The Noble Art Of Comedy
I was once told that only 1 in every 10,000 people would actually have the courage to walk onto a stage and try and make complete strangers laugh, by writing and then delivering their own material.
To be fair, I honestly don’t know if that statistic is true or not. But what I do know, is that actually going through the process is an experience of a lifetime, and one that had I not been diagnosed with cancer, I would never have contemplated.
Ostensibly, the aim was to raise money for cancer research UK by doing a 5-minute stand up comedy routine in front of 450 people paying £20.00 a ticket at the iconic Glee club in the heart of Birmingham city centre.
The deal is you sign up, you get selected, and then you attend comedy lessons with an established stand-up comedian by the name of James Cook, a local Brummie comedian who had also specialised in teaching people the art of stand-up comedy. To be honest, the 30 people who showed up on that first Tuesday night at the famous Hare and Hounds pub in Kings Heath were an eclectic mix. A really good cross-section of the diversity of Birmingham society, we were a strange mix of age, colour, creed, sexuality. Something for everyone, you might say.
We attended 9 lessons, each one covering elements of what you need to do to prepare to walk on that stage and make people laugh, or not as the case maybe. James is very good. He guides, encourages, cajoles, and pushes you to do the work that you need to make sure that you are match ready, confident, and zoned, because if you are not ready, you will very soon find out. Indeed, within seconds of setting foot on that very small stage, where trust me, there is absolutely nowhere to hide.
The one thing that I learned very early doors was the need to prepare, as James kept saying, the more work, practise, effort, study, that you put in, the higher your chances of success. You can argue that applies in all walks of life, but trust me, there is nothing more brutal than thinking that you are funny, and your material works, to find you looking at a sea of faces not laughing, smiling, or reacting.
The old expression silence is golden, well trust me, it is not golden at all. It is painful and seems to last an eternity. How do I know? Because I have watched it, and having done this gig twice, (first in November 2019, and then again in July of 2021), the first time when the set worked, and the second time when it did not. It is fair to say that I have experienced the euphoria of an engaged audience, to the silence and disappointment when it did not.
Writing comedy whatever that is, is an art, observational comedy is finding that common thread that we can all relate too, the human experience if you like. I took the view, rightly or wrongly, that I was not going to swear or use offensive language. I wanted to test myself by creating comedy without crudity. Yes, there was innuendo in the first routine, but it was as much about what was not said, as much as what was.

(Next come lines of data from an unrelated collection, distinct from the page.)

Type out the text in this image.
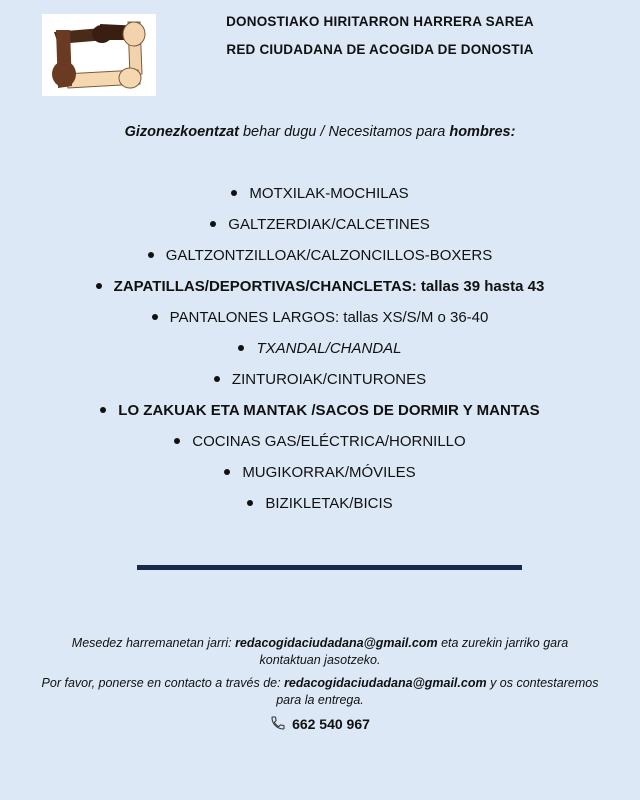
DONOSTIAKO HIRITARRON HARRERA SAREA
RED CIUDADANA DE ACOGIDA DE DONOSTIA
Gizonezkoentzat behar dugu / Necesitamos para hombres:
MOTXILAK-MOCHILAS
GALTZERDIAK/CALCETINES
GALTZONTZILLOAK/CALZONCILLOS-BOXERS
ZAPATILLAS/DEPORTIVAS/CHANCLETAS: tallas 39 hasta 43
PANTALONES LARGOS: tallas XS/S/M o 36-40
TXANDAL/CHANDAL
ZINTUROIAK/CINTURONES
LO ZAKUAK ETA MANTAK /SACOS DE DORMIR Y MANTAS
COCINAS GAS/ELÉCTRICA/HORNILLO
MUGIKORRAK/MÓVILES
BIZIKLETAK/BICIS
Mesedez harremanetan jarri: redacogidaciudadana@gmail.com eta zurekin jarriko gara kontaktuan jasotzeko.
Por favor, ponerse en contacto a través de: redacogidaciudadana@gmail.com y os contestaremos para la entrega.
662 540 967
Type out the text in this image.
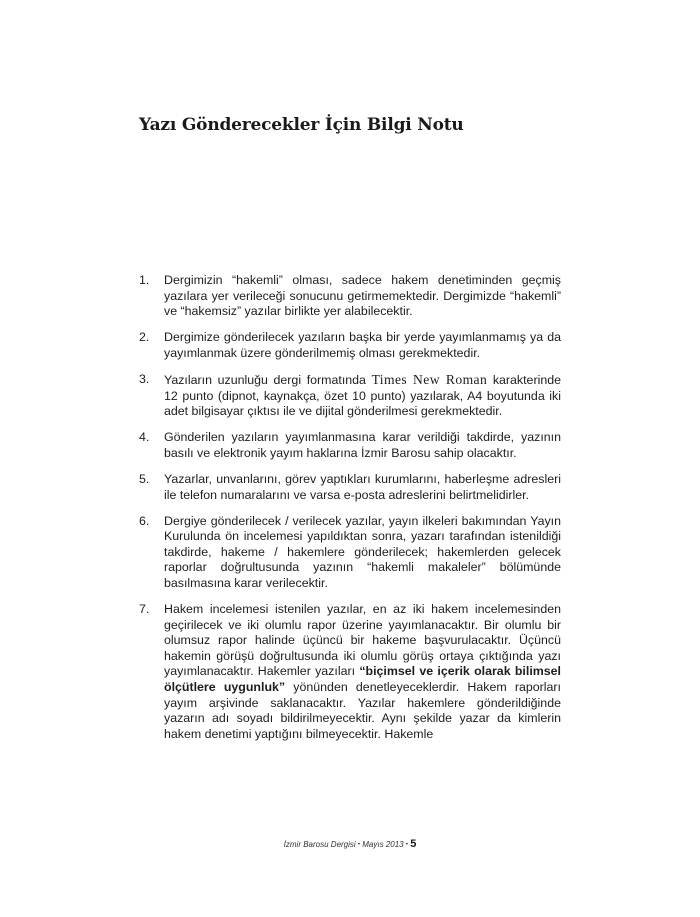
Yazı Gönderecekler İçin Bilgi Notu
1. Dergimizin “hakemli” olması, sadece hakem denetiminden geçmiş yazılara yer verileceği sonucunu getirmemektedir. Dergimizde “hakemli” ve “hakemsiz” yazılar birlikte yer alabilecektir.
2. Dergimize gönderilecek yazıların başka bir yerde yayımlanmamış ya da yayımlanmak üzere gönderilmemiş olması gerekmektedir.
3. Yazıların uzunluğu dergi formatında Times New Roman karakterinde 12 punto (dipnot, kaynakça, özet 10 punto) yazılarak, A4 boyutunda iki adet bilgisayar çıktısı ile ve dijital gönderilmesi gerekmektedir.
4. Gönderilen yazıların yayımlanmasına karar verildiği takdirde, yazının basılı ve elektronik yayım haklarına İzmir Barosu sahip olacaktır.
5. Yazarlar, unvanlarını, görev yaptıkları kurumlarını, haberleşme adresleri ile telefon numaralarını ve varsa e-posta adreslerini belirtmelidirler.
6. Dergiye gönderilecek / verilecek yazılar, yayın ilkeleri bakımından Yayın Kurulunda ön incelemesi yapıldıktan sonra, yazarı tarafından istenildiği takdirde, hakeme / hakemlere gönderilecek; hakemlerden gelecek raporlar doğrultusunda yazının “hakemli makaleler” bölümünde basılmasına karar verilecektir.
7. Hakem incelemesi istenilen yazılar, en az iki hakem incelemesinden geçirilecek ve iki olumlu rapor üzerine yayımlanacaktır. Bir olumlu bir olumsuz rapor halinde üçüncü bir hakeme başvurulacaktır. Üçüncü hakemin görüşü doğrultusunda iki olumlu görüş ortaya çıktığında yazı yayımlanacaktır. Hakemler yazıları “biçimsel ve içerik olarak bilimsel ölçütlere uygunluk” yönünden denetleyeceklerdir. Hakem raporları yayım arşivinde saklanacaktır. Yazılar hakemlere gönderildiğinde yazarın adı soyadı bildirilmeyecektir. Aynı şekilde yazar da kimlerin hakem denetimi yaptığını bilmeyecektir. Hakemle
İzmir Barosu Dergisi • Mayıs 2013 • 5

The truth is that I spent hour after hour practising, and honing every word to make it look seamless. My partner even found an American comedian who reviewed my routine. And the time that I spent at home with a microphone in my hand, going over and over all the segments, every nuance, expression, and gesture was worked on. And the strange thing is, until you walk on that stage and start, and you get that first laugh, you honestly do not know.
Comedy truly is a baptism of fire, but let me tell you, when you get that response and it grows louder and more frequent, it just feels amazing. Conversely, at my second gig, even though I did exactly the same preparation and effort, half way through the set, I lost my train of thought, and left out chunks that in my preparation had my best material. As a result, I lost the audience and although I started well, and finished ok, it certainly was not the same as gig one.
But what an amazing thing to do, what a way to test yourself and I respect every single person who walked onto that stage and did their best, and they all raised money for cancer research. I never told anyone that I was a cancer patient. I did not see the point, it was not relevant. I was, however, extremely lucky that on both occasions I raised more money than anyone else. This was because my circle of family, friends and associates all knew that I had cancer and supported me magnificently and I thank every single one of them.
In conclusion, I am really glad that I did it. I would wholeheartedly recommend it. By taking part, you will get to know yourself better, you will be challenged, and it does require hard work, effort and commitment. Be ready to wake up in the early hours with a line, or spin on your material, keep a note book to hand to write everything down, and above all practise, practise, practise, and at the end of the day you will have great memories and you will help save lives for people who have cancer. Everyday ordinary people, just like me.